Credit monitoring agency TransUnion has released its latest report on the state of Canadian financial health, and finds that for the most part, year-over-year levels of household debt in Canada have continued on their upward swing – and have now reached a milestone that has some lending experts voicing their concern, as debt growth also outpaced growth in disposable income.
Total household debt amounted to 100.6 per cent of Canada’s gross domestic product in the second quarter of this year, according to Statistics Canada.
Average consumer non-mortgage debt balances also rose to $21,686 at the end of the third quarter, up from $21,195 in the same quarter last year. The Canadian appetite for debt has been fuelled by low interest rates and an increasingly competitive housing market.
Though the average amount of household debt has increased, TransUnion also noted that delinquency rates have stayed low – also continuing a trend in Canada. However, consumers must remain aware that apparently low borrowing costs need to be approached with a rational and well-organized long term plan for the use of funds. Rather than accruing debt as a relatively inexpensive catch-all resource, Canadians need to build the use of debt in moderate quantities into their financial plans in such a way that debt loads have a defined duration with an expected, reachable target for full repayment.

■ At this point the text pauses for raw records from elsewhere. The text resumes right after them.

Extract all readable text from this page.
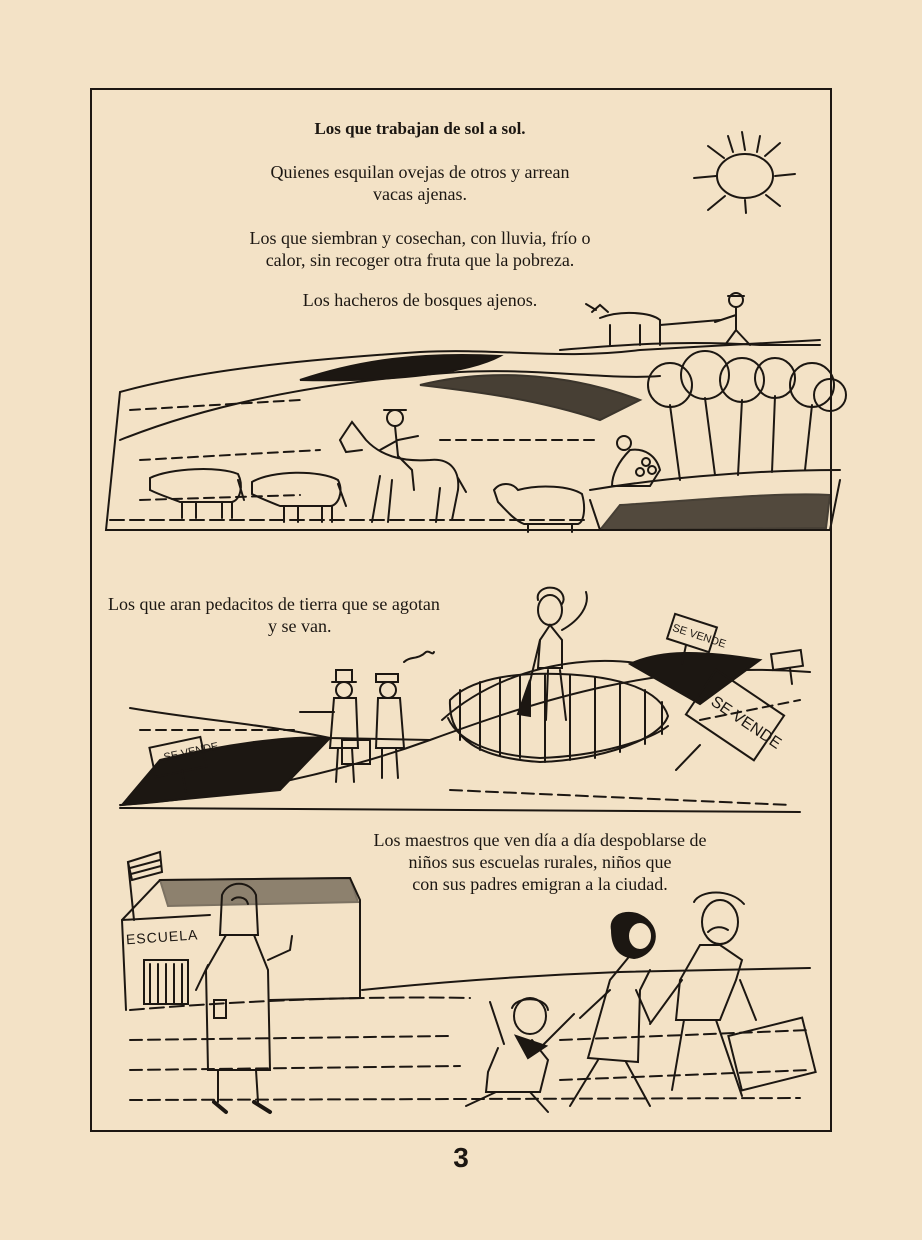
SE VENDE
SE VENDE
SE VENDE
ESCUELA
Los que trabajan de sol a sol.
Quienes esquilan ovejas de otros y arrean
vacas ajenas.
Los que siembran y cosechan, con lluvia, frío o
calor, sin recoger otra fruta que la pobreza.
Los hacheros de bosques ajenos.
Los que aran pedacitos de tierra que se agotan
y se van.
Los maestros que ven día a día despoblarse de
niños sus escuelas rurales, niños que
con sus padres emigran a la ciudad.
3
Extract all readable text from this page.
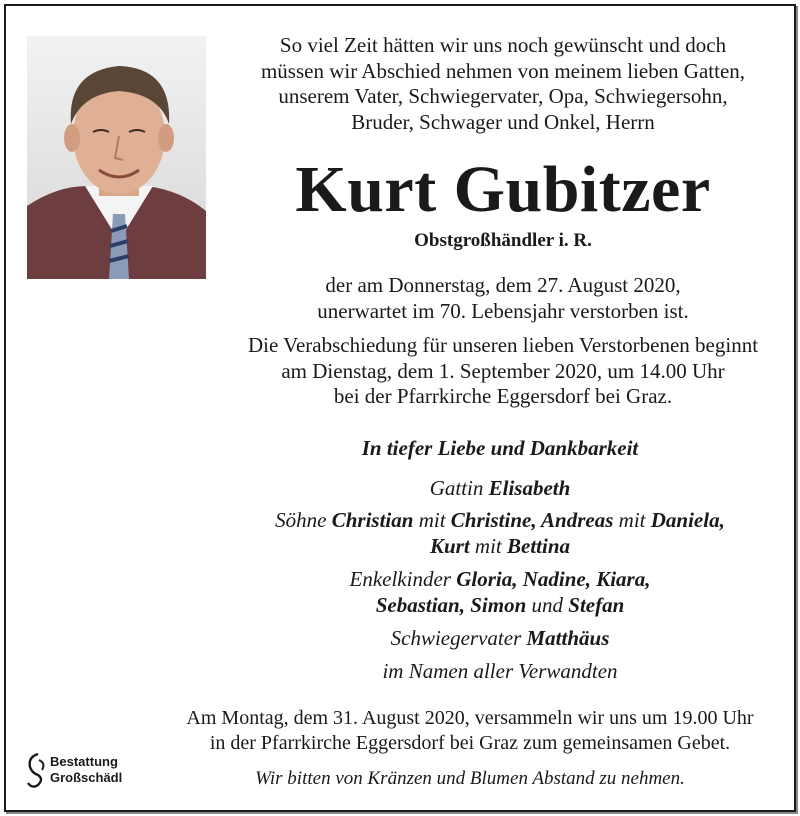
So viel Zeit hätten wir uns noch gewünscht und doch
müssen wir Abschied nehmen von meinem lieben Gatten,
unserem Vater, Schwiegervater, Opa, Schwiegersohn,
Bruder, Schwager und Onkel, Herrn
Kurt Gubitzer
Obstgroßhändler i. R.
der am Donnerstag, dem 27. August 2020,
unerwartet im 70. Lebensjahr verstorben ist.
Die Verabschiedung für unseren lieben Verstorbenen beginnt
am Dienstag, dem 1. September 2020, um 14.00 Uhr
bei der Pfarrkirche Eggersdorf bei Graz.
In tiefer Liebe und Dankbarkeit
Gattin Elisabeth
Söhne Christian mit Christine, Andreas mit Daniela,
Kurt mit Bettina
Enkelkinder Gloria, Nadine, Kiara,
Sebastian, Simon und Stefan
Schwiegervater Matthäus
im Namen aller Verwandten
Am Montag, dem 31. August 2020, versammeln wir uns um 19.00 Uhr
in der Pfarrkirche Eggersdorf bei Graz zum gemeinsamen Gebet.
Wir bitten von Kränzen und Blumen Abstand zu nehmen.
Bestattung
Großschädl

If this news shows that consumers need to build their financial plans to include, rather than to be based on, debt, it also gives important feedback to lenders. Continuous testing and modelling of portfolios, as well as stress testing for changes to the interest rate, will be critical to ensuring the financial safety of debt consumers. Financial technology firms have much to contribute in this regard, as they are at the forefront of new developments in predictive and statistical analysis of borrowers’ capacity to hold debt over both the long and the short term.